Liam Payne, One Direction alum, Hugo Boss underwear model, and father to Bear Payne, has finally given the world his debut solo album, LP1. Most likely, the world will want to find any and every possible way to return this album to its sender.
LP1 clocks in at around 55 minutes over the course of 17 tracks. Not a single minute of this collection of subpar songs contributes anything new to the pop music landscape or reveals anything about Liam Payne (the person and the artist). If anything, LP1 feels like a half-baked attempt to position Liam as the Jason Derulo of the 2020s. The album is stacked to the brim with easily digestible pop confections that are heavily influenced 2010s R&B and hip-hop. Here’s the thing, though, to be the next Derulo, Liam has to sing these songs with an inimitable charisma and really convince the audience that these are songs that we should love. In his defense, the songs themselves have to actually be good to warrant any type of conviction in his vocal performance.
Liam’s campaign for this album started all the way back in 2017 with the release of his debut solo single, “Strip That Down (feat. Quavo).” It was the music world’s first taste of solo Liam, and the finger-snapping hip-hop/pop track was basic but still enjoyable. Ever since then, and this is not an exaggeration, it has all been downhill. Liam then followed up “Strip” with the most forgettable single from the Fifty Shades franchise, “For You (with Rita Ora)””; one of the worst J Balvin collaborations ever (“Familiar”); a lukewarm Zedd collaboration (“Get Low”); and a reductive mid tempo entitled “Bedroom Floor.” It really isn’t surprising that it took Liam and his team two years to launch this record. For one, none of the songs, the pre-released singles and the remaining album tracks, are strong enough or were successful enough to introduce a debut solo album. Furthermore, in the streaming world, letting songs build up hundred of millions of streams to fastrack their RIAA certifications upon release is now a tried and true strategy. They even added Liam’s original Christmas song, “All I Want (For Christmas),” to this non-holiday studio album.
All of the songs on LP1 are in the same vein: sex, money, and the search for love, but only when the sex and money start to get boring. Unsurprisingly, this all culminates in one of the most reductive and derivative albums in recent memory. None of the songs are good enough to justify the existence of this album. LP1 is less of a vehicle to showcase Liam’s artistry, and more of a way to convince the world that he is the sexiest bachelor to ever exist on Planet Earth. On “Hips Don’t Lie,” Liam tells a nameless girl not to “be giving [me] the eye/Unless you got what [I] need,” and on “Rude Hours” he sings “Yeah, might be a bad idea, I prob’ly do your ass in the car.” But, wait there’s more! “Both Ways,” a track that fetishizes a girl’s bisexuality, features the lyrics “My girl, she like it both ways/She like the way it all taste/Couple more, we’ll call it foreplay.” Maybe Liam really is the almighty irresistible lothario he so desperately wants us to believe he is. If that is the case, the songwriting has to be more unique and the music has to be more interesting to be even a little bit convincing. Look at The Weeknd’s bewitching blend of electronica, hip-hop, & R&B or Miguel’s tender yet intense songwriting. They brought something new to the table; Liam is just reheating and stripping the seasoning from their leftovers.

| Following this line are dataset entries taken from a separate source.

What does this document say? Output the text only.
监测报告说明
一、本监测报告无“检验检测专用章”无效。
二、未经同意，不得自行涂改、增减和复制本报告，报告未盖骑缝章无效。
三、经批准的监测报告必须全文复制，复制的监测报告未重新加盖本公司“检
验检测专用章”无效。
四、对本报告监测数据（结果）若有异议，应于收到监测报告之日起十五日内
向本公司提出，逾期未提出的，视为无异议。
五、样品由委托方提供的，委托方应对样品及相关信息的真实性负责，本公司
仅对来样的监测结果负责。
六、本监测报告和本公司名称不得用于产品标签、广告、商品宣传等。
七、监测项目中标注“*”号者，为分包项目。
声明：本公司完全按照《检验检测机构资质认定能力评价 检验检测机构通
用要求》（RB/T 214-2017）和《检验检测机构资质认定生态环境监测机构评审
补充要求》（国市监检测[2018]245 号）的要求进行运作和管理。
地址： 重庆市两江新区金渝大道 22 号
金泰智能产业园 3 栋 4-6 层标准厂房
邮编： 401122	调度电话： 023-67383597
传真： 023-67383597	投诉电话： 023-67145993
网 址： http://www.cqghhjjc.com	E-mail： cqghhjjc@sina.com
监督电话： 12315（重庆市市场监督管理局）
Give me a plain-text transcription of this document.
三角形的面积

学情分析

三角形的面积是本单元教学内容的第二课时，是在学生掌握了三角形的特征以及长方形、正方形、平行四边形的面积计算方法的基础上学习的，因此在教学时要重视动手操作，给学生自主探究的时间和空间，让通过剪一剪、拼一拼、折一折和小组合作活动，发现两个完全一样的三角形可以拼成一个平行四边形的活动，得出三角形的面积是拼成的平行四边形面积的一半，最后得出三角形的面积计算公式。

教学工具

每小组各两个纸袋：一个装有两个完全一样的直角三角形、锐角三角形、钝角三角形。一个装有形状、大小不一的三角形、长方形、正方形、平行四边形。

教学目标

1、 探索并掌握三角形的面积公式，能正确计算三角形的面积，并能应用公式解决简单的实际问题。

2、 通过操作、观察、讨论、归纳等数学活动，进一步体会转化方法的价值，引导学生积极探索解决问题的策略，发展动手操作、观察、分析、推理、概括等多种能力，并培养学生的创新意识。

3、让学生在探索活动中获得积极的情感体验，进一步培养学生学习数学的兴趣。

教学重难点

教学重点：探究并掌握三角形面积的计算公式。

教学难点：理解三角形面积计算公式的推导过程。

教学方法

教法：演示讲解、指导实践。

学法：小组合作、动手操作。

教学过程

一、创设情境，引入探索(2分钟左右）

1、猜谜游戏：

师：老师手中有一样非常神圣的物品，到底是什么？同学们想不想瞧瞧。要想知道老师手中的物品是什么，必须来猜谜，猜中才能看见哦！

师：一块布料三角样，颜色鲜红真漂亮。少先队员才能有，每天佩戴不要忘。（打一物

LP1 isn’t all bad. Liam’s ability to create an album so devoid of personality and finesse is truly impressive. On a serious note, the melody on “Heart Meet Break” is really catchy, the song should have been longer! Liam is also a formidable singer. He has a nice voice but constricts it with a surplus of Auto-Tune and boring song structures. That’s about it on the positive side for this album. It’s truly a shame, Liam was part of one of the biggest boy bands of all time, is a young father, and full of potential. Unfortunately, he chose to waste all this potential on a genuinely abhorrent mess of an album.